O resultado não é uma comédia “comportada” ou sem dentes. É uma comédia que encontrou outros dentes — mais afiados, muitas vezes, porque atingem algo mais real do que o alvo fácil de sempre.
Tem alguma coisa que ainda não está funcionando nesse cenário?
Sim. E prefiro falar sobre isso do que fingir que o momento é perfeito.
O maior problema que vejo agora é a tentação de fórmula. Quando algumas produções começam a funcionar bem, a tendência natural do mercado é tentar replicar a fórmula. E fórmula mata humor. Comédia que tenta ser comédia que funcionou antes é quase sempre mais fraca do que o original — porque o que funcionou no original não era a estrutura, era a voz. Voz não se replica.

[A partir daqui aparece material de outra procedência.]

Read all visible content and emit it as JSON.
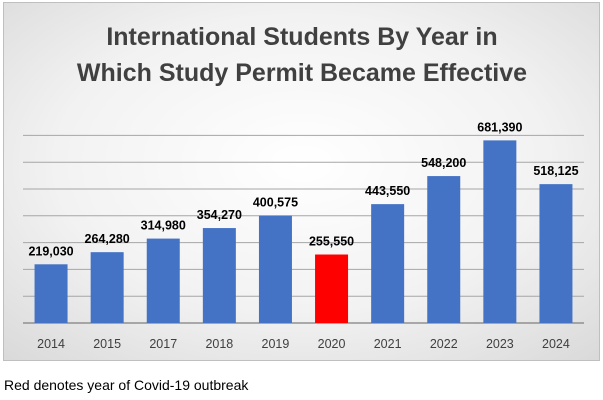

Vejo isso acontecendo já em alguns projetos de 2026: o cringe que virou estilema, o personagem constrangido que virou arquétipo intercambiável, a regionalidade que virou figurino sem substância. São sinais de alerta. O mercado brasileiro tem histórico de sugar até o osso aquilo que funciona e depois reclamar que o público enjoou — quando na verdade foi o mercado que enjoou o público primeiro.
O outro ponto é a distribuição desigual de oportunidades. As produções que estão chegando às grandes plataformas ainda concentram criadores de eixos específicos. O humor que vem de Belém, de Recife, do interior do Rio Grande do Sul, de periferias que não são as periferias “canonizadas” pela narrativa audiovisual — esse humor existe, está vivo, e não está chegando às telas com a mesma facilidade. E quando chega, frequentemente chega filtrado por um produtor executivo que amoleceu as arestas mais interessantes.
Vale a pena acompanhar esse movimento agora?
Totalmente — e digo isso como alguém que ficou decepcionado muitas vezes antes de chegar aqui.
O momento atual da comédia nacional tem uma qualidade que é rara: ele ainda não está cristalizado. Ainda tem espaço pra surpresa, pra voz que vem de lugar inesperado, pra série que ninguém apostava e que de repente todo mundo está recomendando. Esse estado de abertura é excitante de acompanhar — e também frágil, porque o mercado pode fechar em torno de fórmulas a qualquer momento.
Acompanhar agora é também participar de uma conversa sobre o que a gente quer ver de si mesmo na tela. O humor que um país produz diz muito sobre o que esse país consegue encarar, sobre o que ainda não consegue, sobre onde a dor virou chiste porque não havia outro jeito de suportá-la.
A comédia brasileira está dizendo alguma coisa sobre quem somos em 2026. A pergunta que fica — e que não tenho resposta — é: estamos rindo porque finalmente nos reconhecemos, ou porque ainda não sabemos o que fazer com o que estamos vendo?